Forbes recently published the results of a study, conducted by Dynamic Markets and funded by Oracle, that polled 1,355 business managers worldwide on the difficulties they had with introducing the cloud in their offices. Of the managers polled, 54 percent said they'd experienced downtime in the past six months due to trouble integrating cloud apps, and 52 percent said they'd missed business deadlines because of these delays. Furthermore, 75 percent of respondents said that cloud delays were stunting technological innovation at their companies, and 64 percent bemoaned difficulties integrating cloud solutions with other enterprise applications.
Rex Wang, Oracle's vice president of product marketing, noted that cloud systems only work optimally when they're fully integrated across multiple departments within a company.

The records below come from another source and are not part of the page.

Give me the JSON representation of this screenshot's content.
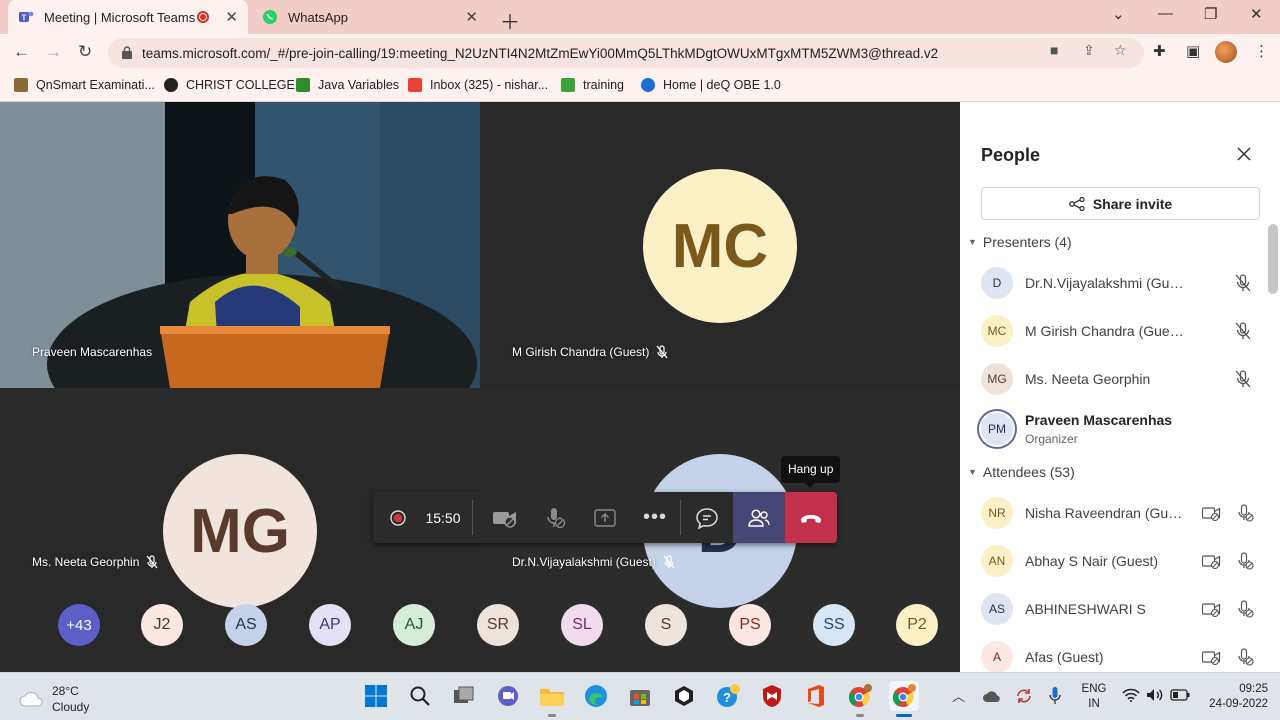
{
  "browser": {
    "tabs": [
      {
        "title": "Meeting | Microsoft Teams",
        "close": "✕"
      },
      {
        "title": "WhatsApp",
        "close": "✕"
      }
    ],
    "url": "teams.microsoft.com/_#/pre-join-calling/19:meeting_N2UzNTI4N2MtZmEwYi00MmQ5LThkMDgtOWUxMTgxMTM5ZWM3@thread.v2",
    "bookmarks": [
      "QnSmart Examinati...",
      "CHRIST COLLEGE",
      "Java Variables",
      "Inbox (325) - nishar...",
      "training",
      "Home | deQ OBE 1.0"
    ]
  },
  "stage": {
    "tiles": [
      {
        "name": "Praveen Mascarenhas"
      },
      {
        "name": "M Girish Chandra (Guest)",
        "initials": "MC"
      },
      {
        "name": "Ms. Neeta Georphin",
        "initials": "MG"
      },
      {
        "name": "Dr.N.Vijayalakshmi (Guest)",
        "initials": "D"
      }
    ],
    "timer": "15:50",
    "tooltip": "Hang up",
    "strip": [
      "+43",
      "J2",
      "AS",
      "AP",
      "AJ",
      "SR",
      "SL",
      "S",
      "PS",
      "SS",
      "P2"
    ]
  },
  "people_panel": {
    "title": "People",
    "share_invite": "Share invite",
    "presenters_header": "Presenters (4)",
    "presenters": [
      {
        "initials": "D",
        "name": "Dr.N.Vijayalakshmi (Guest)"
      },
      {
        "initials": "MC",
        "name": "M Girish Chandra (Guest)"
      },
      {
        "initials": "MG",
        "name": "Ms. Neeta Georphin"
      },
      {
        "initials": "PM",
        "name": "Praveen Mascarenhas",
        "role": "Organizer"
      }
    ],
    "attendees_header": "Attendees (53)",
    "attendees": [
      {
        "initials": "NR",
        "name": "Nisha Raveendran (Gue..."
      },
      {
        "initials": "AN",
        "name": "Abhay S Nair (Guest)"
      },
      {
        "initials": "AS",
        "name": "ABHINESHWARI S"
      },
      {
        "initials": "A",
        "name": "Afas (Guest)"
      }
    ]
  },
  "taskbar": {
    "weather_temp": "28°C",
    "weather_desc": "Cloudy",
    "lang_top": "ENG",
    "lang_bottom": "IN",
    "time": "09:25",
    "date": "24-09-2022"
  },
  "colors": {
    "teams_purple": "#464775",
    "hangup_red": "#c4314b",
    "chrome_tab_bg": "#f1cdc6"
  }
}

"Cloud applications have the power to dramatically improve business performance while reducing costs, but only if they can work across the business," Wang told Forbes. "For example, sales managers need to have their territory planning and quota management tools integrated with the human resource and compensation applications in order to better drive behavior and achieve sales goals."
In order to be fully prepared for cloud computing, companies must first ask themselves a few questions.
Who will build and maintain the solutions?
If you have in-house IT personnel who can run a cloud initiative, then more power to you. However, you might need to reach out to outside contractors who can help with such a project.
How complex is the project?
Are you only bringing the cloud to one department of your company – like human resources, for example – or applying it across the board? Budget carefully for the scope you have in mind.
How big is the company?
How many employees will join your cloud networks? How many devices will be involved? How much data will be shared? Begin with the end in mind, and consider just how big your cloud service will ultimately be.
Venturing into the cloud is a big step, and it shouldn't be taken lightly. If you ask the right questions before getting started, you'll be ready to proceed wisely.